4. Additional Demographic Options
Part of how Facebook’s ad platform became a serious threat to Google’s revenue stream was due to its powerful targeting options.
It took the search engine longer than most are cool with to wise up, but back in 2016, Google did finally add demographic targeting features for gender and age.
With the new AdWords interface, the big G doubles its demographic targeting options by adding the ability to refine campaigns by household income and parental status; the latter used to only be available to display advertisers.

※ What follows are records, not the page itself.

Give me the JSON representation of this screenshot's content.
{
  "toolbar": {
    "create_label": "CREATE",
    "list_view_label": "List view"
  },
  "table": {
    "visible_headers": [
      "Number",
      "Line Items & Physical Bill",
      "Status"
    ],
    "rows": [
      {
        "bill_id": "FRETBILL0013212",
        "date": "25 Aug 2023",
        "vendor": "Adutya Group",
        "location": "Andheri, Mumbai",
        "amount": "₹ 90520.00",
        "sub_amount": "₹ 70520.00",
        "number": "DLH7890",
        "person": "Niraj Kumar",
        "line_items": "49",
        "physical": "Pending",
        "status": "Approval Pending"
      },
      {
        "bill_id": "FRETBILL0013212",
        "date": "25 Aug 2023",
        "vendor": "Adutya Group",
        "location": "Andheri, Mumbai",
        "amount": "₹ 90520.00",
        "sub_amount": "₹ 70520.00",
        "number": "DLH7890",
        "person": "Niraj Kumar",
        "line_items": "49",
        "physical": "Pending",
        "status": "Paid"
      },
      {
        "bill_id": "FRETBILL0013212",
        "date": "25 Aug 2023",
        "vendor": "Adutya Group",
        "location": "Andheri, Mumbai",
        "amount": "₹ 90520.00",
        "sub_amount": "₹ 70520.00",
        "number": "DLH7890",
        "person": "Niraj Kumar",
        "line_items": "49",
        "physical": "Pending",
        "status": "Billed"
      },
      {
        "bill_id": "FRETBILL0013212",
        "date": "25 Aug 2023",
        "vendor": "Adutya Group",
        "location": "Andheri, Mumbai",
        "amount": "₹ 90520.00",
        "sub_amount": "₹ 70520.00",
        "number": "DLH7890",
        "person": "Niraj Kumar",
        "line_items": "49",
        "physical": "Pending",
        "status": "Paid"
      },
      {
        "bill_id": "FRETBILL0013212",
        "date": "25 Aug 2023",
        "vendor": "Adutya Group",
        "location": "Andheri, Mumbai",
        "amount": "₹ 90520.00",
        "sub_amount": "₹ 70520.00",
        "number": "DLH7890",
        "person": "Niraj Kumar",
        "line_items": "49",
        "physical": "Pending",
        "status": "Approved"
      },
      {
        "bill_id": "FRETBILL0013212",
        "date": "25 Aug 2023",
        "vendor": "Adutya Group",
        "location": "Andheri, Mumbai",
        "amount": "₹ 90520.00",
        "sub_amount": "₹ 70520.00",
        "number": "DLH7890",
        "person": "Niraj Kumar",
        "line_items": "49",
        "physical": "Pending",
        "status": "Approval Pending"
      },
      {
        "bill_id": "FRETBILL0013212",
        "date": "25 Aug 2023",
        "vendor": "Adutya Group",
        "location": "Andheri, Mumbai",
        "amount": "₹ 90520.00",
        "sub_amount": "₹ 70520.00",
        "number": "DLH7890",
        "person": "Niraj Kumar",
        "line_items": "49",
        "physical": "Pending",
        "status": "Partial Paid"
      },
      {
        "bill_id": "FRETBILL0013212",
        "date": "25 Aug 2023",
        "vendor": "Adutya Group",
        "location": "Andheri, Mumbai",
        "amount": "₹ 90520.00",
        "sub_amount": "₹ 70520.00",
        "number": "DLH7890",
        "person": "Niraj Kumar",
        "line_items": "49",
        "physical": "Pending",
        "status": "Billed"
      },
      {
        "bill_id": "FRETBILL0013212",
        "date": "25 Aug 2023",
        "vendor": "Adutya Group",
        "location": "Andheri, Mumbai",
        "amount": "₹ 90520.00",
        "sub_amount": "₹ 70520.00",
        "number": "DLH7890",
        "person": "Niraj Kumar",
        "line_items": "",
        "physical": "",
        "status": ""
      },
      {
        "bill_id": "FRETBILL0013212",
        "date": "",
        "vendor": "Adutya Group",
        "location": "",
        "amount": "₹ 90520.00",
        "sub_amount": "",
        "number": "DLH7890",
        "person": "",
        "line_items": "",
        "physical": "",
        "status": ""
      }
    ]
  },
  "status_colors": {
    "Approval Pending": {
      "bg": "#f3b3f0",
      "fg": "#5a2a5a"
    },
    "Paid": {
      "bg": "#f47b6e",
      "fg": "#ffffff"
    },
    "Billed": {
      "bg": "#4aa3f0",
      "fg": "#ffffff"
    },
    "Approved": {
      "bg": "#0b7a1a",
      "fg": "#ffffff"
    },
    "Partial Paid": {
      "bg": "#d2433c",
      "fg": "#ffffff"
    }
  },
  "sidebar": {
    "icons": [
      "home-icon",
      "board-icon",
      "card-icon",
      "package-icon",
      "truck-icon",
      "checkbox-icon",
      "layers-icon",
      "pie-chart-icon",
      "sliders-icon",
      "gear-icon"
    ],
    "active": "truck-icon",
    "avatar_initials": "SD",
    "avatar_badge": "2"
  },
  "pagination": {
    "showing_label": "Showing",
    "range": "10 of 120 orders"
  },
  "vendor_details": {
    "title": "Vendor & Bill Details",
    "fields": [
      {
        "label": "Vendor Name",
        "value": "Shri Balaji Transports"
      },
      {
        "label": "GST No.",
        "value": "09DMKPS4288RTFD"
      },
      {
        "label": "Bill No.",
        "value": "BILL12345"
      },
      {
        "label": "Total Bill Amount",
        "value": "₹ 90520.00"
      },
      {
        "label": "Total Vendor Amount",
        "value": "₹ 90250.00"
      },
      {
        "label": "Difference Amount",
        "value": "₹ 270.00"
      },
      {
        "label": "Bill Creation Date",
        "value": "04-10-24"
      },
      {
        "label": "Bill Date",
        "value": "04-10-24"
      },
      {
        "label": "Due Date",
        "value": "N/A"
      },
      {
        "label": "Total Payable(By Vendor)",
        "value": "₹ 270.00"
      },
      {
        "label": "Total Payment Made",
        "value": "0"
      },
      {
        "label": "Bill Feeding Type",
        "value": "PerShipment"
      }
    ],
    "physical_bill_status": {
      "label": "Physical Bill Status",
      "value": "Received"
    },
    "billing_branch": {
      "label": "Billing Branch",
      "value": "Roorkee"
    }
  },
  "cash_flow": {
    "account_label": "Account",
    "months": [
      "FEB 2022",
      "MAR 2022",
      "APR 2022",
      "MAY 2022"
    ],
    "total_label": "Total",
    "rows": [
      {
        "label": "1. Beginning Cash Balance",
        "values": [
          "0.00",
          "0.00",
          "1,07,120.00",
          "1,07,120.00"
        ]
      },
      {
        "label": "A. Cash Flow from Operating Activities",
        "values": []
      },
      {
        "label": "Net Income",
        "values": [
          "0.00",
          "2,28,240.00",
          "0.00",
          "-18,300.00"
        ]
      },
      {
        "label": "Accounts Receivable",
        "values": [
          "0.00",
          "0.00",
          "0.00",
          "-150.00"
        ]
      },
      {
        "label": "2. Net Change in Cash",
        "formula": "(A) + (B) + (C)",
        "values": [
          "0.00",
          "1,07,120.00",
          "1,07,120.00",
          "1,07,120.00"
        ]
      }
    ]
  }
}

Parental status is a game-changer for many industries including baby and children’s brands. This also opens avenues for all sorts of companies during the holiday and back to school shopping seasons.
Household income enables advertisers to drive additional sales by serving up relevant adverts based on pricing. In many cases, this can significantly impact the number of conversions a brand is able to attain.
Under Construction
While these changes certainly are welcomed, it’s not all peaches and cream with the new interface.
As it stands, the new AdWords experience isn’t complete yet. Many of the components from the old interface have yet to be integrated with the new version. This means that advertisers might have to temporarily switch back to the old interface to manage price extensions or display remarketing audiences.
Outside of these examples, there is still a sizable list of features that Google needs to integrate into the new UI for the experience to be complete. But suffice to say, they’re working on it, and this new feature set is extremely valuable. Hang in there until the end of the year at most, and these UIs will merge for all.
Source: - http://webcache.googleusercontent.com/search?q=cache:vzpcKYzEI3QJ:www.sitepronews.com/2017/09/25/4-powerful-new-adwords-interface-features/+&cd=1&hl=en&ct=clnk&gl=in
The new AdWords interface breathes new life into a decrepit platform that severely needed the update. Even in its unfinished state, the new experience shows promise far beyond what the old version could produce.
When the completed version has reached the totality of AdWords users, rest assured that all the new features and streamlined workflows will bring about an AdWords renaissance.
Do you already have access to the new AdWords interface? What feature(s) do you find most promising/exciting?